ST. PETERSBURG —The voices of outcry and protest have still not been silenced even after the four to three decision by the St. Petersburg Housing Authority (SPHA) to evict the Dr. Carter G. Woodson African American Museum from its current location at 2240 9th Ave. S.
The museum, which some say is a cornerstone of the 22nd Street revitalization efforts, is a depository of black history, art and culture, and is scheduled to close in six months.

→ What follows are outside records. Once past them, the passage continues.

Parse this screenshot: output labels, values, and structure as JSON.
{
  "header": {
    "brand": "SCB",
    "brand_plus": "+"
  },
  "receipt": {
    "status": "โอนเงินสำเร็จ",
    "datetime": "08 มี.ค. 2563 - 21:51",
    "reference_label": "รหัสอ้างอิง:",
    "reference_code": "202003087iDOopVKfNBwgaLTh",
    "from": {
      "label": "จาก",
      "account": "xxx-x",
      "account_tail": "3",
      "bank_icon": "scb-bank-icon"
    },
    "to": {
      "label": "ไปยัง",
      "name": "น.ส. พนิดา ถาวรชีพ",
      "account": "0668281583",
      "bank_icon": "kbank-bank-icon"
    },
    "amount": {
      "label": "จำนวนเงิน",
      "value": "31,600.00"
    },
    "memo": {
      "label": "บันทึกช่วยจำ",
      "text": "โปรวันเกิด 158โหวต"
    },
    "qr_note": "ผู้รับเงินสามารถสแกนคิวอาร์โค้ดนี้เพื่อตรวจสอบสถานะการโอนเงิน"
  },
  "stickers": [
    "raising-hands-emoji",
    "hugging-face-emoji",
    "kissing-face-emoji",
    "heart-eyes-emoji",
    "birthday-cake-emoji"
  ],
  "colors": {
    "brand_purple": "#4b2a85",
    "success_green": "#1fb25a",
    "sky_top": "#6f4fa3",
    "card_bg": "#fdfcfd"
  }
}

The community came together at the museum again in protest Sat., Jan. 31. It was a time of prayers, personal reflections, protest songs and shared memories. It culminated with the capacity crowd assembling outside the building forming a human chain-link encircling the building, holding hands in support. The song “We Shall Not be Moved” was sung softly by some and filtered through the multi-racial crowd.
People from all walks of life weighed in on SPHA’s decision to kick its current tenants to the curb.
“The museum has been a mainstay in the community. It has been a reason for the revitalization and to close it would be unthinkable. This is not a thing that will improve community relations,” Cindy Stovall.
Local celebrity Sterling Powell said, “If we lose this it would be a huge cultural loss to the community.”
Grassroots activist Theresa “Momma Tee” Lassiter, who worked to get the museum up and going, took to the microphone and expressed her disappointment in the way the city has historically treated African Americans.
“The interstate destroyed 22nd Street. Then government decided they wanted baseball, so they destroyed my community with the dome. The devil is a liar that I would give up anything else. We need this; our young people need it,” said Lassiter, who was also part of the task force that helped to start the museum.
SPHA owns the building and the land that the Woodson Museum is housed in, but the current administration is a non-profit, tax-exempt entity that is operating under Section 501(c)(3) of the Internal Revenue Code. All artifacts and the actual name cannot be used by anyone but the current board.
“I live in Tampa, but the black community extends beyond [the borders]. The black community needs this for the kids to see positive influences and see where they came from,” said Cassandra Pinckney.
“It’s important to our community and a diamond in the rough. It’s a gift to the community; we need to take care of it,” said Danyelle Green.
“The museum keeps neighborhoods strong by giving heritage, dignity, and pride,” averred Glenn Wilder.
School Board member Rene Flowers lived in historic Jordan Park and her history along with the history of the building goes hand in hand.
“I actually lived in Jordan Park…The building that you are in was the first Meals On Wheels building where my grandmother Mrs. Simpson and Mrs. Alexander actually cooked food on that side,” she said pointing to the current kitchen.
Flowers said that seniors would convene where the museum sits for day-to-day activities and share with one another their historical perspectives and to teach the younger generation their roots.
She said that because she knows where she comes from is the reason why she is so passionate about the building.
“There have been exhibits of all walks of life in this building, poetry, art. Children have come through this building to see the historical relevance African Americans have for St. Petersburg, a place where once I couldn’t sit on the green benches downtown,” said Flowers, who was influential in starting the museum.
Southern Christian Leadership Conference Board Member Kurt Donley said, “There’s always something good going on here. For the Housing Authority just to shut the doors is insane. They have not given a reason except that they can. It just didn’t add up.”
The issue has resulted in a division in the city; on one side the SPHA and on the other side the Dr. Carter G. Woodson board members and friends, under the leadership of board chair Terri Lipsey-Scott.
Both sides have support from the community and political factions. There have been insults, unwarranted accusations and hints of personal agendas taking precedent over the main issue of having a functioning, black museum for one of Florida’s largest cites.
The clock is ticking on the future of the Dr. Carter G. Woodson African American Museum being housed in the old Jordan Park Community Center and management office; however, in her closing remarks museum chair Lipsey-Scott read from a plaque unveiled by the housing authority in 2006.
“This building was dedicated for a specific reason, to a specific group, the Dr. Carter G. Woodson African American History Museum,” she read.